Da cozinha com colchão, as meninas passaram a uma casa sem banheiro, arranjada pela mãe. Aos 19 anos, Rosilene foi para Colatina, no estado do Espírito Santo. O sonho era estudar Direito e um dia ser juíza. Em Colatina as oportunidades eram bem melhores, mas a jornada ainda era enorme. Ela precisava de um bom emprego para não só financiar sua subsistência como para pagar uma faculdade. Foi aí que veio a ideia de um Curso Técnico em Edificações. O problema é que só eram vinte e cinco vagas e o seu conhecimento não chegava a tanto. Em contato com um professor particular, ele resolveu dar a ela um desconto de 50% nas aulas. Não pensou duas vezes. Quando o resultado saiu, Rosilene ficou na 21ª colocação. Com o diploma, conseguiu empregos melhores e pode entrar na faculdade. Antes de concluir o curso, conseguiu passar na prova da OAB. Sua formatura em Direito foi no ano de 2012, aos 28 anos.

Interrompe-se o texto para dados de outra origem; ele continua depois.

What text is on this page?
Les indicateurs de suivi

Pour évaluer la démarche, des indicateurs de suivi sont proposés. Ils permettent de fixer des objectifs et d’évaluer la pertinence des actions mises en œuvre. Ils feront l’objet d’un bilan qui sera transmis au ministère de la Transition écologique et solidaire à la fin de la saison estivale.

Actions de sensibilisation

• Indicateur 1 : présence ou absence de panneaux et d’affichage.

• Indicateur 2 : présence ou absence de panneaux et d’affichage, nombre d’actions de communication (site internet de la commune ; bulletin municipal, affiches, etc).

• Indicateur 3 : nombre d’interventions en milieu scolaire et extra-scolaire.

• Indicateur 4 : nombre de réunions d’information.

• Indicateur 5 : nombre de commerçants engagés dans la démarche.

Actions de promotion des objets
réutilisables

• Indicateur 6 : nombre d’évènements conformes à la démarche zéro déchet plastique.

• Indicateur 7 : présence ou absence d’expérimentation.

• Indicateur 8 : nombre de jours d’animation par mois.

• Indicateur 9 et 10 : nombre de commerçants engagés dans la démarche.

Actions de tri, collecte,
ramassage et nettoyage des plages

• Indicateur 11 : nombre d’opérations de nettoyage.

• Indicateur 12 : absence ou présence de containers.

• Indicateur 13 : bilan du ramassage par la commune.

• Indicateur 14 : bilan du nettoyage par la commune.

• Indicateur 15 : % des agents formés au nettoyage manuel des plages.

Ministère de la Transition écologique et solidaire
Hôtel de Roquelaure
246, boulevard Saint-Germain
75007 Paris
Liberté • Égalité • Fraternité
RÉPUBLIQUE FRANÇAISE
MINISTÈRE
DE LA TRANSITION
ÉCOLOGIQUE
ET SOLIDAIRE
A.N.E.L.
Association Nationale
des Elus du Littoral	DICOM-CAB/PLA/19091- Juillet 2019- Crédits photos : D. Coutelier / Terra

Mas, para ser uma juíza é preciso experiência na área como advogado por, pelo menos, três anos. Rosilene trabalhou num escritório de advocacia até se firmar na vida. Ela queira ser juíza, mas a vida de advogada estava longe de permitir que ela estudasse com afinco. Foi aí que resolveu parar por um tempo e se dedicar aos estudos. Com o surgimento do concurso no Acre, fez a inscrição junto com outros 2.711 colegas. Ao final, seu esforço foi recompensado: ficou em 1º lugar e escolhida para ser a oradora no dia da posse.

Desde quando saiu o edital, há quase quatro anos, sonhamos muito por este momento. Enfrentamos a pandemia da COVID-19, o concurso chegou a ser suspenso, perdemos alguns colegas e tivemos que nos manter saudáveis estudando para a prova oral. Diante de tantas lutas, ingressar nesse tribunal no Dia da Justiça, é muito significativo e motivo de orgulho para todos nós. Precisamos lembrar que tomar posse na magistratura não é tornar-se um ser superior coberto de honrarias e distinções”, disse.

São as primeiras palavras da Dra. Rosilene Santana Souza, agora como juíza em Rio Branco, capital do Acre. E ela sabe que tudo só foi possível porque ela conseguiu pular as enormes dificuldades que nos colocam pela frente e que nos ajudam a desistir. Tenho impressão de que existem exatamente para fazer com que nós desistamos. E faço um paralelo com a escola que vivencio, o CEJDS. Nela, começamos com 500 alunos no ensino médio e terminamos o ano com 371 estudantes. Destes, 92 foram reprovados. Ou seja, de 500, apenas 279 conseguiram chegar ao fim da trilha deste ano com sucesso. É muito pouco para uma escola que oferece as três refeições, transporte escolar e ambiente razoavelmente confortável. Precisamos de mais Rosilenes. Não basta ter uma boa educação pública, é preciso que o aluno tenha determinação, objetivo e gana para buscar o que desejar.